We were about to board the train when the conductor stopped us. “Let’s see your tickets!” he said, and he was reaching for the stack in Horace’s hand when he noticed Bronwyn stuffing something into her coat. “What’s that you’ve got there?” the conductor said, rounding on her suspiciously.

“What’s what I’ve got where?” Bronwyn replied, trying to seem casual while holding her coat closed over a wriggling lump.

“In your coat there!” the conductor said. “Don’t toy with me, girl.”
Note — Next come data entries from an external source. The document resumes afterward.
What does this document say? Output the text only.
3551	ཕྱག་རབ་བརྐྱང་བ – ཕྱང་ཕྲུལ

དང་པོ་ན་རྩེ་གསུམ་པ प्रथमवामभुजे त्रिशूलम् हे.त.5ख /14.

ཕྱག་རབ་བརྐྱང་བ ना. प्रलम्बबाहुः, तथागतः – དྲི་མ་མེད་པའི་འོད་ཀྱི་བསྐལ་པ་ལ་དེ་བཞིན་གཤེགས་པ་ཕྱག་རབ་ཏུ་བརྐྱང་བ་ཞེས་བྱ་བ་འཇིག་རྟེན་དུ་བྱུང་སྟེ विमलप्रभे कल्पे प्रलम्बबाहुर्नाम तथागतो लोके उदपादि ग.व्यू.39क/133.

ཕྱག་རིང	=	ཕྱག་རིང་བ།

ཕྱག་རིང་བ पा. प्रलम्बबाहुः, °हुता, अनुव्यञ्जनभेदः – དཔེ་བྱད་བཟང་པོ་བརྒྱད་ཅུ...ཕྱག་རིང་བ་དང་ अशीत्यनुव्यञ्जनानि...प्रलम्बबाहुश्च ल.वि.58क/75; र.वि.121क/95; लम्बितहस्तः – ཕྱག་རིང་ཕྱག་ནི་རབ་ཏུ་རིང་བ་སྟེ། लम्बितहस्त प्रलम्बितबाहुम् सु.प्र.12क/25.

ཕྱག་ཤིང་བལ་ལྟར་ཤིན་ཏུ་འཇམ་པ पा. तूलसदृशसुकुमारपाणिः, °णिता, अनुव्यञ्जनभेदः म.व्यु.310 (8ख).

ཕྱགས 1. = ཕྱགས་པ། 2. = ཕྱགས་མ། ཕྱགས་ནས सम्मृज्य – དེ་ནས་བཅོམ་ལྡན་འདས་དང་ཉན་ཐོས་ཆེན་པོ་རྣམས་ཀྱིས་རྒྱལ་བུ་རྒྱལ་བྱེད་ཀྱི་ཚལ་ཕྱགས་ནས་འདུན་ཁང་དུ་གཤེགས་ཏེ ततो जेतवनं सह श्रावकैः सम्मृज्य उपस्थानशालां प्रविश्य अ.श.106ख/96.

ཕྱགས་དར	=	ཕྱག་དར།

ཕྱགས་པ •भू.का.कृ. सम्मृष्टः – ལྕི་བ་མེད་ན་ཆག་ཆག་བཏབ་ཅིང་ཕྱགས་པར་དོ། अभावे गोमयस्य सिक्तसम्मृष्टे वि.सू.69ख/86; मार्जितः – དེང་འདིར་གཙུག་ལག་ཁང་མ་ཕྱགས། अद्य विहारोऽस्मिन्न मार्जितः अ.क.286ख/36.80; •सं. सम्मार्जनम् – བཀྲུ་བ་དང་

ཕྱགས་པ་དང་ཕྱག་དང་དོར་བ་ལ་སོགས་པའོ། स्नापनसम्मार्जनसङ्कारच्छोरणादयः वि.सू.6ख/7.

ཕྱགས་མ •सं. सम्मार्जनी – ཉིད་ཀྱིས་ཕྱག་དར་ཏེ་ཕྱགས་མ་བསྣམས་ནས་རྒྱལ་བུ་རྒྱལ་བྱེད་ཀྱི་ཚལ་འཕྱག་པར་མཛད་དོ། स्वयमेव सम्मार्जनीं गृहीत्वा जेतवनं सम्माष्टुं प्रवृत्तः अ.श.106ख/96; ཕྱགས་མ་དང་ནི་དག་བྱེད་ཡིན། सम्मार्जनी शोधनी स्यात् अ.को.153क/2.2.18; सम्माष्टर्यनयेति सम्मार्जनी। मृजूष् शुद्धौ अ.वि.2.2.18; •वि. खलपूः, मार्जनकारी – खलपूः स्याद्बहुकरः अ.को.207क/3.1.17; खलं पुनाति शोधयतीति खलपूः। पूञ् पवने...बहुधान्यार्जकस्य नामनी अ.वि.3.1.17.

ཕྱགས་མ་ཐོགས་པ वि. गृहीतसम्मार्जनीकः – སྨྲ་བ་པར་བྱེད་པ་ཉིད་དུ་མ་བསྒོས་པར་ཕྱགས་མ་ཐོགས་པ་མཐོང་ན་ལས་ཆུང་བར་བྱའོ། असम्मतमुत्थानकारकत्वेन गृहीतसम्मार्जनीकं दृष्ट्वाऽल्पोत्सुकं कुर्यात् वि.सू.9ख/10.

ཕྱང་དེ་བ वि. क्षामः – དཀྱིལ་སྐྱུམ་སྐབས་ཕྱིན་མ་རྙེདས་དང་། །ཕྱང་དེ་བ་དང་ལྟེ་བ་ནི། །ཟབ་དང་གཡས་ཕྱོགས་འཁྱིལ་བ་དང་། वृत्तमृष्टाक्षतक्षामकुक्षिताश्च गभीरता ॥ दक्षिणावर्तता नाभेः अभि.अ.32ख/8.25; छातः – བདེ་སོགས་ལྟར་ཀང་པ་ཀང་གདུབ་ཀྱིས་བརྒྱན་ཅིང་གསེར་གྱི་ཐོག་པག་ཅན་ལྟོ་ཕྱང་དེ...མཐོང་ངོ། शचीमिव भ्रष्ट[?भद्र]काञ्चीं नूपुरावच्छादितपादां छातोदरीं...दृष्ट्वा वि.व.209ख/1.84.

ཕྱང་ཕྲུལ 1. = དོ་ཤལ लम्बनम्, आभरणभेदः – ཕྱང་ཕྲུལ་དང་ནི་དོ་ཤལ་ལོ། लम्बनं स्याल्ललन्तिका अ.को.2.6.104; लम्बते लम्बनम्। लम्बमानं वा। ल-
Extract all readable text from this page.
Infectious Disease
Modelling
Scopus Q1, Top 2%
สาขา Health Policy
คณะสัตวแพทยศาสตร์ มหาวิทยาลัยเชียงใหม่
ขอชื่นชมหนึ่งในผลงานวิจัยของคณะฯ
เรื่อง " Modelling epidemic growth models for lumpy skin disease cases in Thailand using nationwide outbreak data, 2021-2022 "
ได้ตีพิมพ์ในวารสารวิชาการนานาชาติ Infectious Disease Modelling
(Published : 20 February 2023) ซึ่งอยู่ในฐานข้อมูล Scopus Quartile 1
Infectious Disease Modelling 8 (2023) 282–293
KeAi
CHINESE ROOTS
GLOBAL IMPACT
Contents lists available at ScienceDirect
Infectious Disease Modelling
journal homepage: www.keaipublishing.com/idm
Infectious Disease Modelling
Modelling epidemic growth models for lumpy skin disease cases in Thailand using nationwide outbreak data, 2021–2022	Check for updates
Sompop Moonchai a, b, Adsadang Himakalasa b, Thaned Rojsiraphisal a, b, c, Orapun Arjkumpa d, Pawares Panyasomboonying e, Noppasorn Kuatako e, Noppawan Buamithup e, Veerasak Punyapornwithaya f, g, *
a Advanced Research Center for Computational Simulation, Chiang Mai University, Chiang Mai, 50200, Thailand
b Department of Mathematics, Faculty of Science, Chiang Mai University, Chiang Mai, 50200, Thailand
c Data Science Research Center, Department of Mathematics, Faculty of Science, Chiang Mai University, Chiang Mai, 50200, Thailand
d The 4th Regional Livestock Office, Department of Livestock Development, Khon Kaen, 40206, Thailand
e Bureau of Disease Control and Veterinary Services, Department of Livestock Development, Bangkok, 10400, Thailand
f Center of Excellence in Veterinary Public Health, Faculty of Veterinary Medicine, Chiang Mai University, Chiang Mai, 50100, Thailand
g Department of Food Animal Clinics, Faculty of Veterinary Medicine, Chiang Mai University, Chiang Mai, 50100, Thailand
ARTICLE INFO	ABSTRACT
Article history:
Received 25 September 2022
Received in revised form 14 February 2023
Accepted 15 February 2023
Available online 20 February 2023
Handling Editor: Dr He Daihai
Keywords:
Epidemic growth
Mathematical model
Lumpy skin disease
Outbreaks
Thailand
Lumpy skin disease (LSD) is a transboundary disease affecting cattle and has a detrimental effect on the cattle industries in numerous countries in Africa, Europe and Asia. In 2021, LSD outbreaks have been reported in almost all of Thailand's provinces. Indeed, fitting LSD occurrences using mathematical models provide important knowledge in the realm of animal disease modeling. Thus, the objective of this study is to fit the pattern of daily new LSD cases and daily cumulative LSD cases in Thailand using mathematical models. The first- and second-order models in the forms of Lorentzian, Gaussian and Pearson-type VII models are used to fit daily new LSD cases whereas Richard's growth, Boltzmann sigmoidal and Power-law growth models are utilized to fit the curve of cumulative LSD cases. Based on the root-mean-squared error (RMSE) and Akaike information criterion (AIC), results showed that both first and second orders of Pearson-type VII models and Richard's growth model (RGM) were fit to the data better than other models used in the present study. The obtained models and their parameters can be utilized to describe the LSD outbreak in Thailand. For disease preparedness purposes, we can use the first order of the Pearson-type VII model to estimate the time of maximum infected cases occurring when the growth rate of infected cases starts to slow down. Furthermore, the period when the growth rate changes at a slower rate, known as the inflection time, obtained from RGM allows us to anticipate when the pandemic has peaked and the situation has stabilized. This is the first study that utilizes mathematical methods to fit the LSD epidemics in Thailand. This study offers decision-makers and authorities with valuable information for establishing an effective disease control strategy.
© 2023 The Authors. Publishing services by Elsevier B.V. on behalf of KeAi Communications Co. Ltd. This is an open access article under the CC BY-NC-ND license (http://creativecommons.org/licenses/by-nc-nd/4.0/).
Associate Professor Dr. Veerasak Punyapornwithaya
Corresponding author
“It’s, ahhh …” Bronwyn tried to think fast and failed. “A bird?”

Emma’s head fell. Enoch put a hand over his eyes and groaned.

“No pets on the train!” the conductor barked.

“But you don’t understand,” said Bronwyn. “I’ve had her ever since I was a child … and we must get on this train … and we paid so much for our tickets!”

“Rules are rules!” the conductor said, his patience fraying.

“Do not toy with me!”

Emma’s head bopped up, her face brightening. “A toy!” she said.